This appeared in example (b), Section 8.8 of An Introduction to Probability Theory and Its Applications, Vol 2, by Feller.
Let $F(x)$ be the cumulative distribution function of some random variable.
Assume $1-F(x)$ varies regularly with an exponent $\rho<0$. So $1-F(x)=x^{\rho}L(x)$, where $L(x)>0$ varies slowly, meaning that for any $x>0$: $$\lim_{t\to\infty}\frac {L(tx)}{L(t)}=1.$$
Slowly varying functions have this property that: $$x^{-\epsilon}\leq L(x)\leq x^\epsilon$$ for any fixed $\epsilon>0$ and all $x$ sufficiently large.

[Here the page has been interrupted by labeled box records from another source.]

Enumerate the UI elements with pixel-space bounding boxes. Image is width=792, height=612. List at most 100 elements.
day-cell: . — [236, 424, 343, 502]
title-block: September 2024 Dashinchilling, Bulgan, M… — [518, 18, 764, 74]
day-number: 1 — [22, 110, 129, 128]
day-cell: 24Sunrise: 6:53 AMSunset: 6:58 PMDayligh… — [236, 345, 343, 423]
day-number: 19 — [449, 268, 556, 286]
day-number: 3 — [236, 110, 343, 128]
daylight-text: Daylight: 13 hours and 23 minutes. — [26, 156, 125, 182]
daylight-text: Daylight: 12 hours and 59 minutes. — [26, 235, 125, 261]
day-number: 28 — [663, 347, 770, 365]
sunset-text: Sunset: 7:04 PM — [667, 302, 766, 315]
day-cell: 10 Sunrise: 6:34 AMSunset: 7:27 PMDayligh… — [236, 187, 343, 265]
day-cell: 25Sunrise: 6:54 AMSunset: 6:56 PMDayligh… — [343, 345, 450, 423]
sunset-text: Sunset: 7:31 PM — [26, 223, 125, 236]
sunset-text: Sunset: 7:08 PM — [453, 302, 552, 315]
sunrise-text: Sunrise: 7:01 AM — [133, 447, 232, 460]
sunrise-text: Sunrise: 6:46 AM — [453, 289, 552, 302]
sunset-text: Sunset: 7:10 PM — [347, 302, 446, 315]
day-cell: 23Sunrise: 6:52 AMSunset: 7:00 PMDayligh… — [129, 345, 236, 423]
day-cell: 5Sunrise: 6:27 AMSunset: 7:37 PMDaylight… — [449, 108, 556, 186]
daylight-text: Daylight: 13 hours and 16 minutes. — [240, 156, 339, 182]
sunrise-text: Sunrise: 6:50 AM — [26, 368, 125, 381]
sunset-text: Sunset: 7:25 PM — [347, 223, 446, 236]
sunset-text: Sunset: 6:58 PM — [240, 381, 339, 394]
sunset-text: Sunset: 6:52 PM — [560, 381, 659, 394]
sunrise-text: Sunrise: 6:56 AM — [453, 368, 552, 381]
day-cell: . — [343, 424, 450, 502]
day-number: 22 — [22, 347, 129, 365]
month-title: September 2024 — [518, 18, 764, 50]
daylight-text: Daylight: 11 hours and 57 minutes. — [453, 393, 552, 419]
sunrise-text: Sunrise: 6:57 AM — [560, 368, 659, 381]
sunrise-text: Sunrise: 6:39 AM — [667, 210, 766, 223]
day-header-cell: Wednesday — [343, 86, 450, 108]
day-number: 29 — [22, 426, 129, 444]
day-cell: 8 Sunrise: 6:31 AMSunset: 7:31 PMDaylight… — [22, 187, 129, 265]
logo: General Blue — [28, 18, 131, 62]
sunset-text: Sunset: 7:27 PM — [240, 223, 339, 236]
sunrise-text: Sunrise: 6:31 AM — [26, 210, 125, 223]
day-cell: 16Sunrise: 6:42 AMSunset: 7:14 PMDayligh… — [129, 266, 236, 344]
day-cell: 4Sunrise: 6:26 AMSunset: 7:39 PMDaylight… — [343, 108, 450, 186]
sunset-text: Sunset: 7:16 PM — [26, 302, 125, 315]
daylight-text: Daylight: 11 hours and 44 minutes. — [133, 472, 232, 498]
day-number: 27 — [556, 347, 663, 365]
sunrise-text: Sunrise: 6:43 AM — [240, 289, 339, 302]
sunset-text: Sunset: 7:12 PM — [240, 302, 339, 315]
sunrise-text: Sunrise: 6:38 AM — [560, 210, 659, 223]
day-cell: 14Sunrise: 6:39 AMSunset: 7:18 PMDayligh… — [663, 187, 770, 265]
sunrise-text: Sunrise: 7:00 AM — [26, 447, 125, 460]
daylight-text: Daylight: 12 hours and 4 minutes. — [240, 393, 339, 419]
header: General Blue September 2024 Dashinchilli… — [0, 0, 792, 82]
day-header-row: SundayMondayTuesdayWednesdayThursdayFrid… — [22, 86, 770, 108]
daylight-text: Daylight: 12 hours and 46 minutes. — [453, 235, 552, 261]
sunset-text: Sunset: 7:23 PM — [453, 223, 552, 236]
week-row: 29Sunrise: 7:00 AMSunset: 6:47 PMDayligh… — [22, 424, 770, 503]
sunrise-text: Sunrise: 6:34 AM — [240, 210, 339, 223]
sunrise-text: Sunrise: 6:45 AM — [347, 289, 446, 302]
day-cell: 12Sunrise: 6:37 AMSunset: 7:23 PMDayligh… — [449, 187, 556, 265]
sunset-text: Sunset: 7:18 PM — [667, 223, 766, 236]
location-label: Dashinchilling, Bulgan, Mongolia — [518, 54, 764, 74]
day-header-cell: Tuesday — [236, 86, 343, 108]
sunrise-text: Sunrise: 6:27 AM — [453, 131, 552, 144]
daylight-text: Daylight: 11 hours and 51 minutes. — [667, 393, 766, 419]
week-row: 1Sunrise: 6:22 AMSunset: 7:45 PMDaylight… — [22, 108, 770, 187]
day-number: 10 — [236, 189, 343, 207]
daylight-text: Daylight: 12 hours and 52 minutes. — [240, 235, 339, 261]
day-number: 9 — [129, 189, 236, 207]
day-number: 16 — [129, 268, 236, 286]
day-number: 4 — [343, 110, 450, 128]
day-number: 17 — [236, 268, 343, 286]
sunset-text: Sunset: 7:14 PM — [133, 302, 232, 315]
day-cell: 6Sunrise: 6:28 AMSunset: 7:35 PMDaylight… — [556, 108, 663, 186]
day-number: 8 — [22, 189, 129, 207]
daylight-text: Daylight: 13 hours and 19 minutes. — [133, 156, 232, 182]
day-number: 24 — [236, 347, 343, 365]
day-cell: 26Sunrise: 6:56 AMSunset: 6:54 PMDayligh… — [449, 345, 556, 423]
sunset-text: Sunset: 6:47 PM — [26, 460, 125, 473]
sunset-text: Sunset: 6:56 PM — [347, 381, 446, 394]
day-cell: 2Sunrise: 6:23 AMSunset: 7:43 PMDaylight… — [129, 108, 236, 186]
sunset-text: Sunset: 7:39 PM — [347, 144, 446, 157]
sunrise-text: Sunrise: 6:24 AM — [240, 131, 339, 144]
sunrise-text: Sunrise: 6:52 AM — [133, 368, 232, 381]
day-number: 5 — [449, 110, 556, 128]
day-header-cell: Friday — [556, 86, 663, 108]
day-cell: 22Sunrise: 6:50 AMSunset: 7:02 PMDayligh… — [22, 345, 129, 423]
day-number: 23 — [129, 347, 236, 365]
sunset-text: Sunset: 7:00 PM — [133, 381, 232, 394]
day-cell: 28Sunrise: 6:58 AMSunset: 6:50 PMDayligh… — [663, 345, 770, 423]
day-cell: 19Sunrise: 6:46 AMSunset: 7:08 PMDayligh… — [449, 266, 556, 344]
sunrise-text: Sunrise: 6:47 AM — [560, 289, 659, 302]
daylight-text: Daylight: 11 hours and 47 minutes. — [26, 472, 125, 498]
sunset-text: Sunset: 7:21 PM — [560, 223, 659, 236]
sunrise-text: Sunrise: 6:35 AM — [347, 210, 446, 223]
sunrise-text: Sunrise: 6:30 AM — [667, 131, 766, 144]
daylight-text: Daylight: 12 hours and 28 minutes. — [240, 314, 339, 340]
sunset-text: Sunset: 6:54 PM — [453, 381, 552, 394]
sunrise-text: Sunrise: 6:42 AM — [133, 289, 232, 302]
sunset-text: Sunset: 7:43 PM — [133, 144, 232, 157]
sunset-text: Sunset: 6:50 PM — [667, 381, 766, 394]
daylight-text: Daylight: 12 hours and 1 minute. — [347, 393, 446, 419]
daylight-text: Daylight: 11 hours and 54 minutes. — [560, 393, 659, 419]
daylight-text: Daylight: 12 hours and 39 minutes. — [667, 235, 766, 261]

The author says it is possible to find an increasing sequence $\{a_n\}$ such that $n(1-F(a_n))$ converges to $1$ as $n\to\infty$. I had some trouble understanding why it is possible.
I can see that if I let $a_n$ increase fast (say $a_n=n^{-2/\rho}$), then $n(1-F(a_n))$ converges to $0$. If I let $a_n$ increase slowly (say $a_n=n^{-0.5/\rho}$), then $n(1-F(a_n))$ goes to $+\infty$. Does this mean that it is possible to choose $a_n$ such that $n(1-F(a_n))$ converges to $1$ (or any other positive number)?